At times the journal reads like that of any other young person in a foreign land, homesick and unhappy. But according to Pakistani intelligence officials this journal is the diary of a British jihadist - a 25-year-old from the London suburbs who intended to give up his life in a holy war.
Mr Siddique, who spent a number of years in Hounslow, was arrested in May by the Pakistani security forces after they apparently received reports that he was acting suspiciously. When the authorities entered his room in the north-eastern city of Peshawar, investigators apparently found an electrical circuit that could be used as a bomb detonator and a desktop computer that contained aeronautical mapping and the cryptic 35-page diary written in English and covering the period from 2 March to 6 April this year.
Across the top of the first page of the diary was a quotation from the Koran. It read: "The greatest tests are truly to be soon alleviated." In Mr Siddique's first entry he wrote: "All alone in a strange land. I can trust no one except Allah." In an entry on 26 March he questioned how fellow Muslims could live peacefully in London when the "kufr" (unbelievers) have turned the world into a "battlefield for the Muslims". London, he wrote, was the "vital organ of the minions of the devil". On 5 April he said he would make an "all-out immense effort to rejoin my contingent".
The New York Times reported that Pakistani officials believed Mr Siddique was preparing to become a suicide bomber. They said phone numbers found with Mr Siddique have been traced to members of al-Qa'ida as well as British extremists involved in a failed plot to detonate bombs in London in 2004. These reports cannot be confirmed.
It was also reported that British police are investigating whether Mr Siddique has ties to the July 7 attacks. They want to know whether a diary entry on 13 March in which Mr Siddique says he has learnt that "wagon is now called off" refers to the bombing plot.
Officials said that Mr Siddique, currently in custody, has denied having any role in the failed 2004 plot or the recent attacks in London. He has apparently told them that he first travelled to Pakistan in February 2003 with another British Muslim - one of eight men later arrested on suspicion of involvement in the failed 2004 plot. He said he spent three months in Lahore with Mohammed Junaid Babar, a Pakistani-American computer programmer from New York. Last year Babar pleaded guilty to charges of supplying military equipment to an al-Qa'ida training camp in Pakistan.
Officials said he had also told them that he spent the past two years fighting in Kashmir and Afghanistan. At one point he railed in his diary against those Pakistanis who "claim 2 b Muslim" but "don't get it thru there thik [sic] heads" that it is their "fard" - or religious duty - to help him wage his holy war.
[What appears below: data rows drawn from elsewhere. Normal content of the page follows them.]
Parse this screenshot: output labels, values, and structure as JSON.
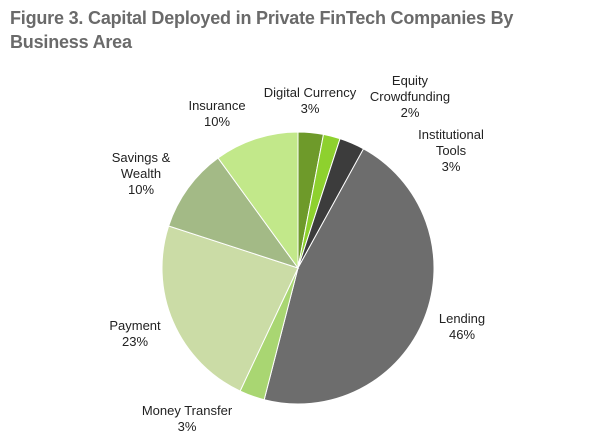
{
  "figure": {
    "title": "Figure 3. Capital Deployed in Private FinTech Companies By Business Area"
  },
  "chart_data": {
    "type": "pie",
    "title": "Figure 3. Capital Deployed in Private FinTech Companies By Business Area",
    "slices": [
      {
        "lines": [
          "Digital Currency",
          "3%"
        ],
        "value": 3,
        "color": "#6e9a2a"
      },
      {
        "lines": [
          "Equity",
          "Crowdfunding",
          "2%"
        ],
        "value": 2,
        "color": "#8ed12e"
      },
      {
        "lines": [
          "Institutional",
          "Tools",
          "3%"
        ],
        "value": 3,
        "color": "#3c3c3c"
      },
      {
        "lines": [
          "Lending",
          "46%"
        ],
        "value": 46,
        "color": "#6d6d6d"
      },
      {
        "lines": [
          "Money Transfer",
          "3%"
        ],
        "value": 3,
        "color": "#a9d672"
      },
      {
        "lines": [
          "Payment",
          "23%"
        ],
        "value": 23,
        "color": "#cbdca6"
      },
      {
        "lines": [
          "Savings &",
          "Wealth",
          "10%"
        ],
        "value": 10,
        "color": "#a3ba86"
      },
      {
        "lines": [
          "Insurance",
          "10%"
        ],
        "value": 10,
        "color": "#c2e88a"
      }
    ],
    "start_angle_deg": 0,
    "direction": "clockwise"
  }
}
His diary is written in mostly capital letters and reveals how he quickly grew uncomfortable with those around him in Peshawar. "I can't live in filth unlike u animals," he wrote on 8 March, calling a group of Pakistani neighbours "dirty geezers" and a Pakistani store owner a "monkey con artist".
Two days later he complained that he could not converse with the locals. "[I'm] constantly laughed at & ridiculed," he wrote.
In an entry on 11 March he wrote about his visit to a group of people he identifies with code names and learnt of bad news. "The relaxing place was done over and 7-8 of the guys taken whilst asleep. Told guys need 2 make a move soon. Cant stik round." Several days later, on 15 March he was told that the "situation is really bad" and that he should "just sit tight & wait it out until things get a bit better".
Mr Siddique has told investigators that he is from Hounslow and is a Muslim of Indian descent. A local newspaper reported that in 1997 the then 17-year-old "ran off to join the mujahedin" in Lebanon but returned to his "frantic parents" a month later.
Officials in Hounslow said last month that Mr Siddique attended a college where he may have befriended Asif Muhammad Hanif, who blew himself up in the suicide bombing of a Tel Aviv nightclub in 2003.